Human development and justice are at the core. Regulatory mechanisms are at the periphery. Diverse conditions require diverse responses. Move from coalition of diverse movements to a global A2K movement.
Why care? Identify A2K as central to human development as central to information and justice. Mor of what maeks for human welfare depends on info, knowledge and culture. Look at the HDI: each element is critically dependent on access to info.
In freedom we see social sharing and exchange emerge as major modalities of economic production. Greater individual autonomy.
What is to be done? Regulation of information production is a huge potential barrier. Telecom, ICT policy, broadband, open spectrum. Open standards and tech regulation policy, like trusted systems and patenets in standards -- the values of openness in technology. Educational materials, libraries. Self-organization in society: civil society efforts, commons-based efforts.
This is a moment of opportunity. The stakes are high. How we shall be as free, equal, productive human beings in a global information economy?
(You can't get this from the text: this was a rip-roaring speech.)
Questions
What about the knowledge you need to access knowledge?
What are the intellectual costs of presuming one future ahead of us?
Why speak of these as countermovements rather than consequences of the digital network?
Benkler: Yes, I was referring to consequences of the global digital network. They are countermovements in the sense of pushing back against IP maximalism pushed by business interests.
As to the question about presuming one future: things are happening. The critical question is not how to command the sea to go back, but to understand that it can be channeled for a better world.
Answers
Ovett: It is possible to have diversity in an A2K movement. This requires being inclusive in the social movement. We have to ensure that everyone is listened to and included in this debate. We also need to pay close attention to grassroots groups.
Balkin: Many kinds of reforms in info policy make no sense unless there are literacy problems. But more than literacy is required.
Mokyr: You don't need access to all the technical jargon. You need translators, people who can interpret.

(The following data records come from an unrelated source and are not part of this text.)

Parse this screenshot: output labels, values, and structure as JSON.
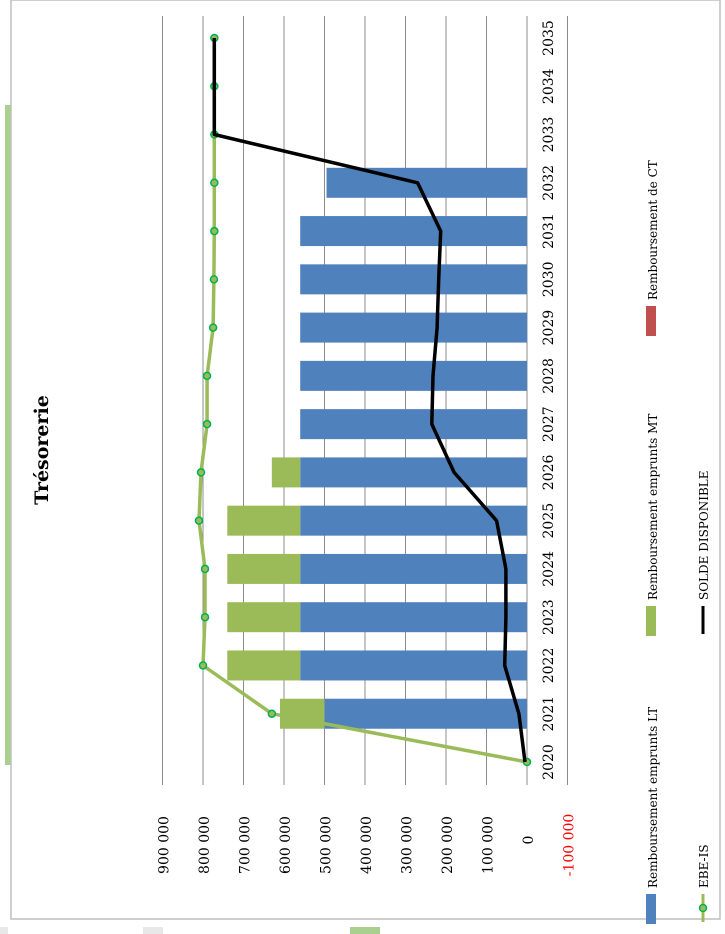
{
  "chart_data": {
    "type": "bar",
    "orientation": "rotated-90-clockwise",
    "title": "Trésorerie",
    "categories": [
      "2020",
      "2021",
      "2022",
      "2023",
      "2024",
      "2025",
      "2026",
      "2027",
      "2028",
      "2029",
      "2030",
      "2031",
      "2032",
      "2033",
      "2034",
      "2035"
    ],
    "stacked_series": [
      {
        "name": "Remboursement emprunts LT",
        "color": "#4f81bd",
        "values": [
          0,
          500000,
          560000,
          560000,
          560000,
          560000,
          560000,
          560000,
          560000,
          560000,
          560000,
          560000,
          495000,
          0,
          0,
          0
        ]
      },
      {
        "name": "Remboursement emprunts MT",
        "color": "#9bbb59",
        "values": [
          0,
          110000,
          180000,
          180000,
          180000,
          180000,
          70000,
          0,
          0,
          0,
          0,
          0,
          0,
          0,
          0,
          0
        ]
      },
      {
        "name": "Remboursement de CT",
        "color": "#c0504d",
        "values": [
          0,
          0,
          0,
          0,
          0,
          0,
          0,
          0,
          0,
          0,
          0,
          0,
          0,
          0,
          0,
          0
        ]
      }
    ],
    "line_series": [
      {
        "name": "EBE-IS",
        "color": "#9bbb59",
        "marker_color": "#00b050",
        "values": [
          0,
          630000,
          800000,
          795000,
          795000,
          810000,
          805000,
          790000,
          790000,
          775000,
          773000,
          772000,
          772000,
          772000,
          772000,
          772000
        ]
      },
      {
        "name": "SOLDE DISPONIBLE",
        "color": "#000000",
        "values": [
          5000,
          20000,
          55000,
          52000,
          52000,
          75000,
          180000,
          235000,
          232000,
          222000,
          218000,
          213000,
          270000,
          772000,
          772000,
          772000
        ]
      }
    ],
    "ylim": [
      -100000,
      900000
    ],
    "y_ticks": [
      {
        "value": 900000,
        "label": "900 000"
      },
      {
        "value": 800000,
        "label": "800 000"
      },
      {
        "value": 700000,
        "label": "700 000"
      },
      {
        "value": 600000,
        "label": "600 000"
      },
      {
        "value": 500000,
        "label": "500 000"
      },
      {
        "value": 400000,
        "label": "400 000"
      },
      {
        "value": 300000,
        "label": "300 000"
      },
      {
        "value": 200000,
        "label": "200 000"
      },
      {
        "value": 100000,
        "label": "100 000"
      },
      {
        "value": 0,
        "label": "0"
      },
      {
        "value": -100000,
        "label": "-100 000",
        "color": "#ff0000"
      }
    ],
    "grid": true,
    "legend_position": "bottom",
    "legend": [
      {
        "name": "Remboursement emprunts LT",
        "kind": "bar",
        "color": "#4f81bd"
      },
      {
        "name": "Remboursement emprunts MT",
        "kind": "bar",
        "color": "#9bbb59"
      },
      {
        "name": "Remboursement de CT",
        "kind": "bar",
        "color": "#c0504d"
      },
      {
        "name": "EBE-IS",
        "kind": "line-marker",
        "color": "#9bbb59",
        "marker_color": "#00b050"
      },
      {
        "name": "SOLDE DISPONIBLE",
        "kind": "line",
        "color": "#000000"
      }
    ]
  }
}
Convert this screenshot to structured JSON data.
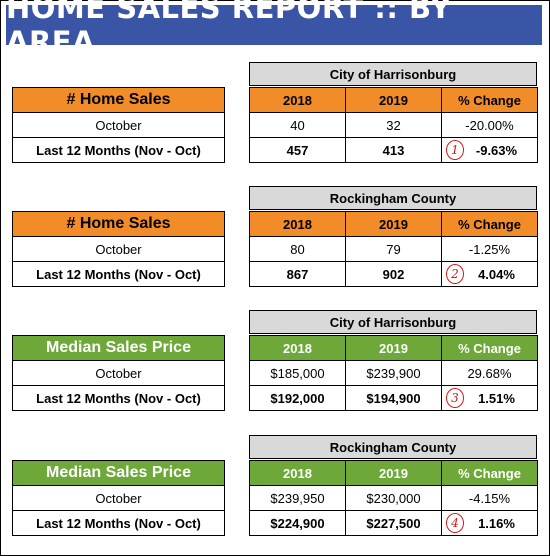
{
  "title": "HOME SALES REPORT  ::  BY AREA",
  "sections": [
    {
      "area": "City of Harrisonburg",
      "metric": "# Home Sales",
      "cols": [
        "2018",
        "2019",
        "% Change"
      ],
      "row1": {
        "label": "October",
        "y2018": "40",
        "y2019": "32",
        "change": "-20.00%"
      },
      "row2": {
        "label": "Last 12 Months (Nov - Oct)",
        "y2018": "457",
        "y2019": "413",
        "change": "-9.63%",
        "marker": "1"
      },
      "color": "#f28c28"
    },
    {
      "area": "Rockingham County",
      "metric": "# Home Sales",
      "cols": [
        "2018",
        "2019",
        "% Change"
      ],
      "row1": {
        "label": "October",
        "y2018": "80",
        "y2019": "79",
        "change": "-1.25%"
      },
      "row2": {
        "label": "Last 12 Months (Nov - Oct)",
        "y2018": "867",
        "y2019": "902",
        "change": "4.04%",
        "marker": "2"
      },
      "color": "#f28c28"
    },
    {
      "area": "City of Harrisonburg",
      "metric": "Median Sales Price",
      "cols": [
        "2018",
        "2019",
        "% Change"
      ],
      "row1": {
        "label": "October",
        "y2018": "$185,000",
        "y2019": "$239,900",
        "change": "29.68%"
      },
      "row2": {
        "label": "Last 12 Months (Nov - Oct)",
        "y2018": "$192,000",
        "y2019": "$194,900",
        "change": "1.51%",
        "marker": "3"
      },
      "color": "#6ea838"
    },
    {
      "area": "Rockingham County",
      "metric": "Median Sales Price",
      "cols": [
        "2018",
        "2019",
        "% Change"
      ],
      "row1": {
        "label": "October",
        "y2018": "$239,950",
        "y2019": "$230,000",
        "change": "-4.15%"
      },
      "row2": {
        "label": "Last 12 Months (Nov - Oct)",
        "y2018": "$224,900",
        "y2019": "$227,500",
        "change": "1.16%",
        "marker": "4"
      },
      "color": "#6ea838"
    }
  ]
}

Musungu: A2K is a tool for bringing together people who care about things that are not exactly the same. We should not presume that we all agree on the same set of approaches.
Questions
It's not all about the knowledge, but the institutions to make the knowledge useful
The critical task is translating our issues to non-specialists. How can we articulate the main reasons for paying attention to A2K when there are so many other demands on peoples' time? What very concrete strategies are available across these communities to go beyond pointy-headed intellectuals?
We need to think about our values, not just scientific knowledge.
Answers
Balkin: I second the point that we need to think about public sphere and we wish we had time to have a panel on media concentration and IP policy.
Ovett: To get the policy interested we can talk about political participation. To get involved you need to know what's going on at all levels
Mokyr: We shouldn't judge people for not imbibing the knowledge we think is important.
Questions
[missed]
Isn't there a difference between access to information and access to knowledge?
Howkins: This kind of distinction can be limiting.
Musungu: A2K does go beyond IP.
Ovett: We can only figure out distinction between information and knowledge by going to the grassroots.
Balkin: In response to the question about whether we have to overhaul our IP regime to make any progress. Technology is always changing. It disrupts patterns and expectations about how to make money. The technological changes before us have only just begun. We already see firms moving away from maximalism, e.g., Google.
(Thanks to Lea Bishop, the Yale student who helped organize this conference.)